Honni soit...

 

 ...par Stratediplo -  le 30/01/2018.

 

  De formation militaire, financière et diplomatique, s'appuie sur une trentaine d'années d'investigations en sciences sociales et relations internationales.

 

 

On ne peut évaluer les résultats de l'intervention française au Mali sans évoquer d'abord ses objectifs, au regard desquels juger lesdits résultats.

 

Tout semble indiquer que l'intervention française avait pour objectif premier d'interdire non seulement la sécession touareg, pourtant seule capable d'apporter une stabilité durable au Sahel, mais aussi la compréhension ethnique du conflit pluriséculaire. On a donc vite saisi l'argument religieux arrivé de Libye avec les armes françaises larguées à l'aveuglette notamment sur le Fezzan en 2011, qui ne pouvaient qu'attirer des gens comme Mokhtar Belmokhtar pour qui mille kilomètres ne sont rien. La sécession sans guerre (faute d'armée malienne et vues les immensités) de l'Azaouad a ainsi été transformée en une guerre de religion (au singulier), ce qui a aussi permis d'introduire les tribus dites arabes entre les touarègues et les peuples du sud du Niger.

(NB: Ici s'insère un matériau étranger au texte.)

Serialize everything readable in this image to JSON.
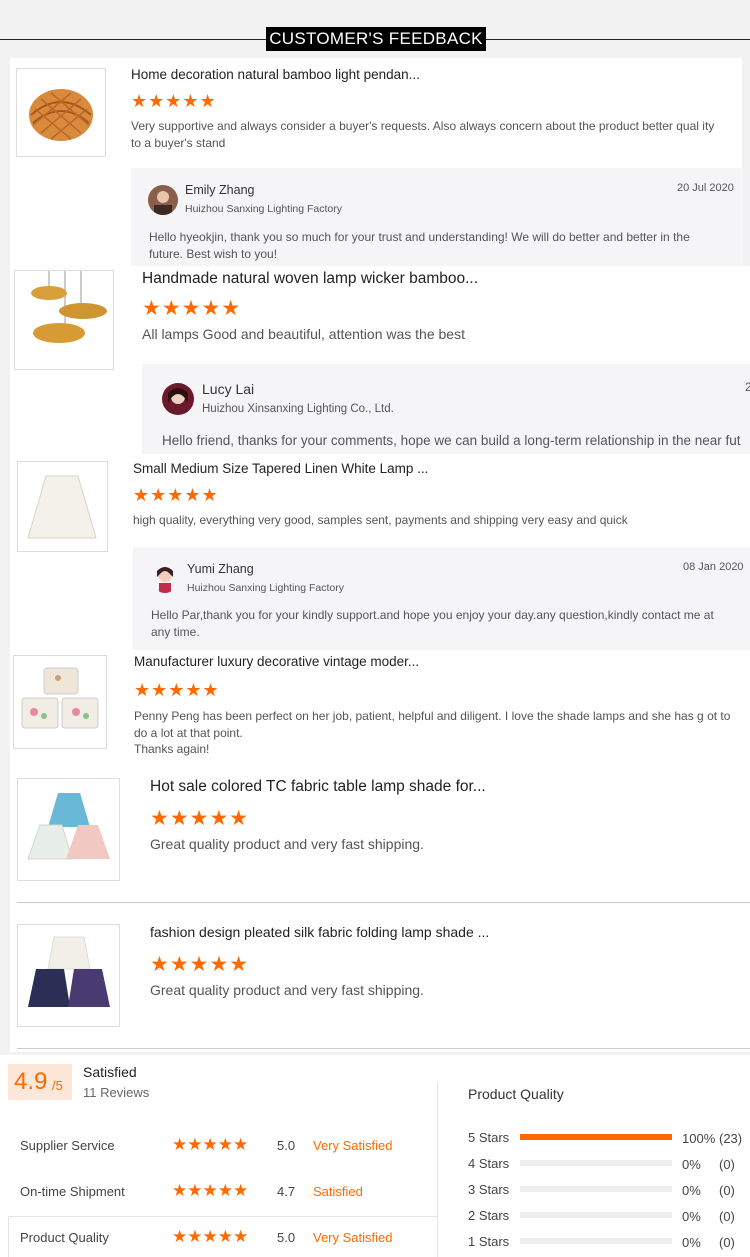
{
  "header": {
    "title": "CUSTOMER'S FEEDBACK"
  },
  "reviews": [
    {
      "product": "Home decoration natural bamboo light pendan...",
      "stars": "★★★★★",
      "text": "Very supportive and always consider a buyer's requests. Also always concern about the product better qual ity to a buyer's stand",
      "reply": {
        "name": "Emily Zhang",
        "company": "Huizhou Sanxing Lighting Factory",
        "date": "20 Jul 2020",
        "message": "Hello hyeokjin, thank you so much for your trust and understanding!  We will do better and better in the future. Best wish to you!"
      }
    },
    {
      "product": "Handmade natural woven lamp wicker bamboo...",
      "stars": "★★★★★",
      "text": "All lamps Good and beautiful, attention was the best",
      "reply": {
        "name": "Lucy Lai",
        "company": "Huizhou Xinsanxing Lighting Co., Ltd.",
        "date": "2",
        "message": "Hello friend, thanks for your comments, hope we can build a long-term relationship in the near fut"
      }
    },
    {
      "product": "Small Medium Size Tapered Linen White Lamp ...",
      "stars": "★★★★★",
      "text": "high quality,  everything very good, samples sent, payments and shipping very easy and quick",
      "reply": {
        "name": "Yumi Zhang",
        "company": "Huizhou Sanxing Lighting Factory",
        "date": "08 Jan 2020",
        "message": "Hello Par,thank you for your kindly support.and hope you enjoy your day.any question,kindly contact me at any time."
      }
    },
    {
      "product": "Manufacturer luxury decorative vintage moder...",
      "stars": "★★★★★",
      "text": "Penny Peng has been perfect on her job, patient, helpful and diligent. I love the shade lamps and she has g ot to do a lot at that point.",
      "text2": "Thanks again!"
    },
    {
      "product": "Hot sale colored TC fabric table lamp shade for...",
      "stars": "★★★★★",
      "text": "Great quality product and very fast shipping."
    },
    {
      "product": "fashion design pleated silk fabric folding lamp shade ...",
      "stars": "★★★★★",
      "text": "Great quality product and very fast shipping."
    }
  ],
  "summary": {
    "score": "4.9",
    "out_of": "/5",
    "label": "Satisfied",
    "reviews": "11 Reviews",
    "metrics": [
      {
        "label": "Supplier Service",
        "stars": "★★★★★",
        "value": "5.0",
        "status": "Very Satisfied"
      },
      {
        "label": "On-time Shipment",
        "stars": "★★★★★",
        "value": "4.7",
        "status": "Satisfied"
      },
      {
        "label": "Product Quality",
        "stars": "★★★★★",
        "value": "5.0",
        "status": "Very Satisfied"
      }
    ],
    "breakdown_title": "Product Quality",
    "breakdown": [
      {
        "label": "5 Stars",
        "pct": "100%",
        "count": "(23)",
        "fraction": 1.0
      },
      {
        "label": "4 Stars",
        "pct": "0%",
        "count": "(0)",
        "fraction": 0
      },
      {
        "label": "3 Stars",
        "pct": "0%",
        "count": "(0)",
        "fraction": 0
      },
      {
        "label": "2 Stars",
        "pct": "0%",
        "count": "(0)",
        "fraction": 0
      },
      {
        "label": "1 Stars",
        "pct": "0%",
        "count": "(0)",
        "fraction": 0
      }
    ]
  },
  "colors": {
    "accent": "#ff6a00",
    "header_bg": "#000000"
  }
}
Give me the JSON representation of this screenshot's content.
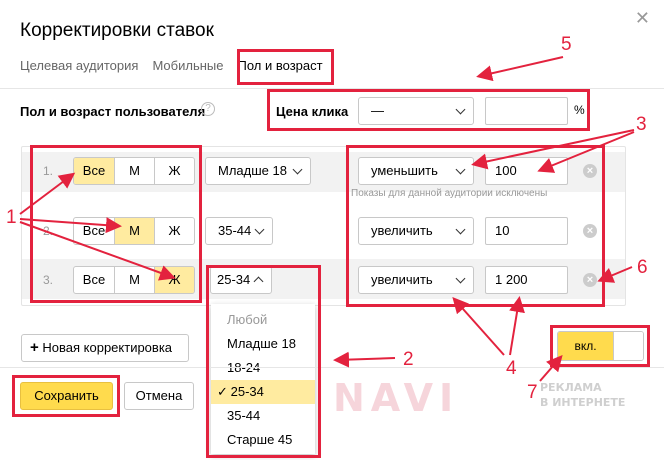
{
  "dialog": {
    "title": "Корректировки ставок",
    "close_symbol": "✕",
    "tabs": [
      "Целевая аудитория",
      "Мобильные",
      "Пол и возраст"
    ],
    "active_tab": "Пол и возраст"
  },
  "section": {
    "label": "Пол и возраст пользователя",
    "help_symbol": "?",
    "price_label": "Цена клика",
    "price_select": "—",
    "price_input": "",
    "percent_symbol": "%"
  },
  "rows": [
    {
      "num": "1.",
      "gender_options": [
        "Все",
        "М",
        "Ж"
      ],
      "gender_selected": "Все",
      "age": "Младше 18",
      "action": "уменьшить",
      "value": "100",
      "hint": "Показы для данной аудитории исключены"
    },
    {
      "num": "2.",
      "gender_options": [
        "Все",
        "М",
        "Ж"
      ],
      "gender_selected": "М",
      "age": "35-44",
      "action": "увеличить",
      "value": "10"
    },
    {
      "num": "3.",
      "gender_options": [
        "Все",
        "М",
        "Ж"
      ],
      "gender_selected": "Ж",
      "age": "25-34",
      "action": "увеличить",
      "value": "1 200"
    }
  ],
  "age_dropdown": {
    "items": [
      "Любой",
      "Младше 18",
      "18-24",
      "25-34",
      "35-44",
      "Старше 45"
    ],
    "selected": "25-34",
    "check": "✓"
  },
  "buttons": {
    "add_adjustment": "Новая корректировка",
    "add_symbol": "+",
    "save": "Сохранить",
    "cancel": "Отмена"
  },
  "toggle": {
    "label": "вкл.",
    "state": "on"
  },
  "annotations": [
    "1",
    "2",
    "3",
    "4",
    "5",
    "6",
    "7"
  ],
  "watermark": {
    "big": "NAVI",
    "small_line1": "РЕКЛАМА",
    "small_line2": "В ИНТЕРНЕТЕ"
  },
  "colors": {
    "accent_yellow": "#ffdb4d",
    "selected_yellow": "#ffeba0",
    "annotation_red": "#e3223e"
  }
}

Et la guerre de religion a permis de sauver le régime agouvernemental du Mali en détournant les mécontentements et en donnant un rôle à la présidence faillie, en l'occurrence l'accueil d'étrangers et supranationaux à l'aéroport de Bamako.

 

L'inefficacité intentionnelle de la France a permis l'affirmation de l'interventionnisme tchadien (comme en Centrafrique, au Nigéria et ailleurs) et la montée des craintes et des espoirs relatifs à l'inéluctable sortie hors de ses frontières, à moyen terme, de la première puissance militaire d'Afrique, l'Algérie qui fait monter les enchères en se faisant attendre, notamment à l'ouest où elle n'interviendra qu'en échange d'un (longuement désiré) accès à l'Atlantique. En plus de se décrédibiliser volontairement en défendant l'indéfendable, le gouvernement français a même pu à moindre frais humilier son armée, selon les voeux de l'oncle Samuel (qui malgré la conquête chinoise maintient son objectif de chasser la France d'Afrique), mal chaussée au point de devoir voler aux rebelles neutralisés leurs inusables vieux brodequins de marche à jambière attenante, offerts très d'occasion par la France à l'armée malienne puis pris sur celle-ci par les rebelles, et toujours supérieurs après des années d'usage dans le Sahara aux gadgets jetables que Bercy jette à Saint-Dominique pour ses disciples de Saint Maurice… Tout semble donc s'être déroulé comme on le pressentait en 2012.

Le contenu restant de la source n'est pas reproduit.